[WATCH] Delia’s advisors chose personal grudges over party, former executive president claims

The former president of the PN’s executive committee said a number of bad decisions have led to many in the party’s lack of faith in its leader

Mark Anthony Sammut claimed that a number of successive bad decisions have led to a lack of faith in the party leader
Mark Anthony Sammut claimed that a number of successive bad decisions have led to a lack of faith in the party leader

The former president of the Nationalist Party’s executive committee Mark Anthony Sammut has claimed that some of those advising party leader Adrian Delia have put their own interests ahead of the party’s and have been a main contributor to the current state of affairs.

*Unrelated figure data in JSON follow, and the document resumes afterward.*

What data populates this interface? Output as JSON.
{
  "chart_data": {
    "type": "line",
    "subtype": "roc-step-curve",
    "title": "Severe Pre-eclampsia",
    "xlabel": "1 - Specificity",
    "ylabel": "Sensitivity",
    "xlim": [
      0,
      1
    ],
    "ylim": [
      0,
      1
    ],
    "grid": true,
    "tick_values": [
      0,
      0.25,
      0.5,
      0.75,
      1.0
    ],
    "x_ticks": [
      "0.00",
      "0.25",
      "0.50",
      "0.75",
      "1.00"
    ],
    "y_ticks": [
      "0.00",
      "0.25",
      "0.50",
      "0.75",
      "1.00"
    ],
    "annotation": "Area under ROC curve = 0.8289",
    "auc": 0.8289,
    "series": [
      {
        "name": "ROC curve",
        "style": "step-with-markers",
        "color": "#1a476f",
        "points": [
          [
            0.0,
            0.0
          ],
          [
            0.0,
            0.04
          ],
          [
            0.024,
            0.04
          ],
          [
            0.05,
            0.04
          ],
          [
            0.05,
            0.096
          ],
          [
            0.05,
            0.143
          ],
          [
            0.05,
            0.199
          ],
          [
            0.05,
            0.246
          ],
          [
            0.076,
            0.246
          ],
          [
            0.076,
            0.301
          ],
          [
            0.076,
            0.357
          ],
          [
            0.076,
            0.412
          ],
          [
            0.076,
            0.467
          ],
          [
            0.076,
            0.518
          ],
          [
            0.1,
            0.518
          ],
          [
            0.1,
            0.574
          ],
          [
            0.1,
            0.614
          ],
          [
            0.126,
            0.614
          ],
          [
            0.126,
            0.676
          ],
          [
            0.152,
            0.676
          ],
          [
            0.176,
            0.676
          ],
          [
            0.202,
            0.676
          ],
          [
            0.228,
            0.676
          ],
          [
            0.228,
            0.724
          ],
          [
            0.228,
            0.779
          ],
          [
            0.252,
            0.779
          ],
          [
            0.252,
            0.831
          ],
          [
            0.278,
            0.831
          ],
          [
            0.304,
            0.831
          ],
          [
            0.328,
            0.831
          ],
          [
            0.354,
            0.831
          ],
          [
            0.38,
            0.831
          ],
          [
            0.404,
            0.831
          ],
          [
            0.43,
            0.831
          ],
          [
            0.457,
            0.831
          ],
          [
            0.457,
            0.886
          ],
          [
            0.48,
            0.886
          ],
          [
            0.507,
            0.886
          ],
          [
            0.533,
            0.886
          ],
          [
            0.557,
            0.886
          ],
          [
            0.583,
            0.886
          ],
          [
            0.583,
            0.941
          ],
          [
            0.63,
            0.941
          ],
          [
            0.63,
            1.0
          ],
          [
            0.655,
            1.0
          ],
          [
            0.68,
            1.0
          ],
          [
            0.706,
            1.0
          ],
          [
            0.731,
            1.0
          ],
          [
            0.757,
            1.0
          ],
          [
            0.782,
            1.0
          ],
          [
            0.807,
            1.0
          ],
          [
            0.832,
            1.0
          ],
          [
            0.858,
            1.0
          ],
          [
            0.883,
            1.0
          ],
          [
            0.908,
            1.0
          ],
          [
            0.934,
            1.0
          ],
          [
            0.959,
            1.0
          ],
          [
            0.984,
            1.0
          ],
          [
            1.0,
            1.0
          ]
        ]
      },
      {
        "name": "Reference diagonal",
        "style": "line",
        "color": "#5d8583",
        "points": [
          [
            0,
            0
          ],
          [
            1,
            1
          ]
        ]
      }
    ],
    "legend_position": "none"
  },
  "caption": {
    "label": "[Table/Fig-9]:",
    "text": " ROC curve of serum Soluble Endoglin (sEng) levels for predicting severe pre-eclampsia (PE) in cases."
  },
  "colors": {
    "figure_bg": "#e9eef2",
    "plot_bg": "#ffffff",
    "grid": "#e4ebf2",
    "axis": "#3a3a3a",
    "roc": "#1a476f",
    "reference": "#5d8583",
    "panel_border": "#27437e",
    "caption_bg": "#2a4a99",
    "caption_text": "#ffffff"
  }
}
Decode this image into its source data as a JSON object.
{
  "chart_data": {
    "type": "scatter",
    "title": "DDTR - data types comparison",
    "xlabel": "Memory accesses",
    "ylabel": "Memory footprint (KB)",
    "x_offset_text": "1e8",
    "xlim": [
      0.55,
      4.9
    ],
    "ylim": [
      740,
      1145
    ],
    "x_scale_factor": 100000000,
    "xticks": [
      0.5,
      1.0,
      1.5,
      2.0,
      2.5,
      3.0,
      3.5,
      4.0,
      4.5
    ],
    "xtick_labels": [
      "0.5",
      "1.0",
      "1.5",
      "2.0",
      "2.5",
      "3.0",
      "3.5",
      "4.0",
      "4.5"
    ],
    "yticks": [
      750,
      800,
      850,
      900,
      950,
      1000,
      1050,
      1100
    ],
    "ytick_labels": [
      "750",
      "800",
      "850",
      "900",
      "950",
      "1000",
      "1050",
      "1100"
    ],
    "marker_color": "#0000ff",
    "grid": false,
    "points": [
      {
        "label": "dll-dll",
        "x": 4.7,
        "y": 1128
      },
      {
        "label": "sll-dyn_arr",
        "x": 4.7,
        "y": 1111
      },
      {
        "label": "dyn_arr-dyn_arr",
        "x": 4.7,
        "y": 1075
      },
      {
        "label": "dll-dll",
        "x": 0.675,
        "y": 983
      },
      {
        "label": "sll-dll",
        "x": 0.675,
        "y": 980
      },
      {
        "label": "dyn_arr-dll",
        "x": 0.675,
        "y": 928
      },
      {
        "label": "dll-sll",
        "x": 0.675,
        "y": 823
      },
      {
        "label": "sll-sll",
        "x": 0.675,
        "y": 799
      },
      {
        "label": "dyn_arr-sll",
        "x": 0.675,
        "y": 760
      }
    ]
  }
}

Speaking during an interview on Dissett this evening, Sammut said while there were those who had not accepted Delia from the start, others had lost faith in him as a result of a number of bad decisions he was advised to take.

“Some of those advising the leader were more interested in what suited them, and maybe the grudges they had, than in what was most beneficial to the leader and the party,” Sammut said, stopping short of referring to any one person specifically. “The lack of faith there is in the leader isn’t only coming from those who didn't not accept him from the start, but the result of successive bad decisions.”

Sammut resigned from his post as president of the party last Saturday, by way of assuming responsibility for the PN’s historic electoral defeat in the local council and European Parliament elections. He appealed to those with “more responsibilities” to do the same

“Starting with the leader, to the secretary general and the rest of them,” he said, when asked specifically who he believed needed to shoulder responsibility.

READ MORE: PN executive president Mark Anthony Sammut resigns: ‘Result is disastrous and others should do the same’

Sammut again insisted that it was unacceptable for some to blame voters for the result, adding that those trying to make the argument that the PN had “consolidated its base” or had reduced the gap with the Labour Party were simply taking people for a ride.

When it was pointed out that, to be fair to Delia and his administration, the result was to some degree expected, and that a new leadership couldn’t be expected to win an election immediately, Sammut agreed, but said he would have at least expected was for the situation not to get worse.

“When you remember that the government has been in power for six years and has made one mistake after another, when you consider that [the PN] has a leader who is new and who is supposed to have no baggage and who is fresh and in his prime,” Sammut said.

“The fact that, not only did we not remain in the same situation, but instead went six steps backwards means responsibility should be shouldered.”

Ultimately, he said that the present leadership needed to say be humble enough to admit that, despite doing its best, it had not succeeded in turning things around, and should wake may for someone who could.

He also highlighted that the present environment within the party was such that it was not conducive to people speaking up about different issues, out of fear of being labelled a traitor.

On the controversy surrounding last Saturday’s executive committee vote, where it later transpired that two members who voted were in fact not eligible to do so, Sammut insisted that it wasn’t the president’s role to prepare the list of voters.

“I always had faith in the secretariat, in the secretary general and the political coordinator that always prepared these lists. I simply ensuring that the vote proceeded according to the list,” he said.